Anonymous User wrote:itbdvorm wrote:I get what you're saying being in your shoes. I really do. Just know that from my vantagepoint I saw some of the "safe" firms you mention screw people just as badly (if not worse) and somehow avoid the PR hit by flying under the radar. Remember, just because abovethelaw didn't report it doesn't mean it didn't happen.
I don't really think it's screwing people if it's truly a performance-based termination (which, by the way, happened even in good times). If people aren't hacking it, they get transitioned out. Not to mention under performance based-terminations, you aren't just let go immediately (as was the case with Latham) - you are given 6 months when you're still "working" at the firm to try to find another job.
Also, I have friends who worked through the recession at three of those firms, and categorically deny there was anything but normal performance-based attrition. Just because you report it doesn't mean it did happen.
Why do you assume I'm only talking about performance-based terminations? I'm not. These weren't those. These were layoffs couched as something else to effectuate the same result, a reduction in headcount.

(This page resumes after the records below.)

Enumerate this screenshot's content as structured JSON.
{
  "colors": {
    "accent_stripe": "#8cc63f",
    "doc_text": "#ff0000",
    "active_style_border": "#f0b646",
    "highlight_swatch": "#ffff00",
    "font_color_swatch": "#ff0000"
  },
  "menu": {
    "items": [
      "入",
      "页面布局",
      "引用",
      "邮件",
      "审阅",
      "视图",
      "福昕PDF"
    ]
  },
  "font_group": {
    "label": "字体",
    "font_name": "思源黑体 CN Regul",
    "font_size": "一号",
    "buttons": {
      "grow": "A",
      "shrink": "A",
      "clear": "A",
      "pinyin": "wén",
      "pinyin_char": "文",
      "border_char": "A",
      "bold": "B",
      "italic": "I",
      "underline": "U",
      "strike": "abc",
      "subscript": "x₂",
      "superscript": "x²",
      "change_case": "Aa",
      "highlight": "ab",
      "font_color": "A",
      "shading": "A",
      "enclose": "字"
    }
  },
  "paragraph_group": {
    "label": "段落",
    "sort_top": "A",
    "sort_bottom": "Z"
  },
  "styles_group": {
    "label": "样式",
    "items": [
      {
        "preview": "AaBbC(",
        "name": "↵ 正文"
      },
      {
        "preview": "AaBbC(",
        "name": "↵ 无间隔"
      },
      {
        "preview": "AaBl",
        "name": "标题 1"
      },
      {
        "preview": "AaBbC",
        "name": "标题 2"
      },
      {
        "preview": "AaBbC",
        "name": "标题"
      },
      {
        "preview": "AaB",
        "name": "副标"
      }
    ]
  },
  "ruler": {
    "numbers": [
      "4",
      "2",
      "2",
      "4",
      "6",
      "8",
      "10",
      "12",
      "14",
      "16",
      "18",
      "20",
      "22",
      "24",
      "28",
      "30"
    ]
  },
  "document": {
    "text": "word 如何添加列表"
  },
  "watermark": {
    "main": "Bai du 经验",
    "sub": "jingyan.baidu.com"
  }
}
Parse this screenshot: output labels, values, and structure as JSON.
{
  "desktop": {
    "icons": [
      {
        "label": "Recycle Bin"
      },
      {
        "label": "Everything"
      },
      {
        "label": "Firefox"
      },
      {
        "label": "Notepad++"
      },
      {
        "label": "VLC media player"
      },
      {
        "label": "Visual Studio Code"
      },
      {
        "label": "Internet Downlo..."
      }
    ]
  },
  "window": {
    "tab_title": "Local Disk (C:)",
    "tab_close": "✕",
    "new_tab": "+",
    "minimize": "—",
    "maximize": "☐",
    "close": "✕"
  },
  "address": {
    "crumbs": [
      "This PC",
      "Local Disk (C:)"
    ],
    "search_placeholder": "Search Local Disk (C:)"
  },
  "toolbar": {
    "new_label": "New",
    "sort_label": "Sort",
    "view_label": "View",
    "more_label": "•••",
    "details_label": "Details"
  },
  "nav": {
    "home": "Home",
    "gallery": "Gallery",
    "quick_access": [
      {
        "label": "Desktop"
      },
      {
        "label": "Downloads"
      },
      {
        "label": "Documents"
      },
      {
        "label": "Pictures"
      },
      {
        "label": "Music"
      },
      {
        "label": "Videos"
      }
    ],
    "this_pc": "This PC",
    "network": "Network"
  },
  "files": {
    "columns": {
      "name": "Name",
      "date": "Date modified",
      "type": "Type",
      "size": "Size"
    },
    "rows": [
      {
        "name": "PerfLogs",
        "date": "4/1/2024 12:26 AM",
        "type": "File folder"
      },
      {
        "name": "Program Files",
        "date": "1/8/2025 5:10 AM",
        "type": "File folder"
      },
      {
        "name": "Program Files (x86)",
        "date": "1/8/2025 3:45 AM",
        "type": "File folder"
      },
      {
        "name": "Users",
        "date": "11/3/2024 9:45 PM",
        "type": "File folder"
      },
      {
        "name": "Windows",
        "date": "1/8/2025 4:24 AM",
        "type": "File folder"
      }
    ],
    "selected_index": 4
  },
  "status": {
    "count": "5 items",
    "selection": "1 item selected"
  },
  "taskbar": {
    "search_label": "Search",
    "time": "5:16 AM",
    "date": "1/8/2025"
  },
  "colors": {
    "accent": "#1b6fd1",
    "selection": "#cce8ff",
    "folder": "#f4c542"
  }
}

I hear you on the last point, but that just cannot be true given the numbers and seniority levels I'm aware of. Believe me, firms took actions to reduce headcount dramatically (some just did so more publicly than others). Check NALP figures on number of associates from prior years, plus incoming associates, and do some math. Actions were taken in a number of ways that would not necessarily be clear to junior / mid-level associates.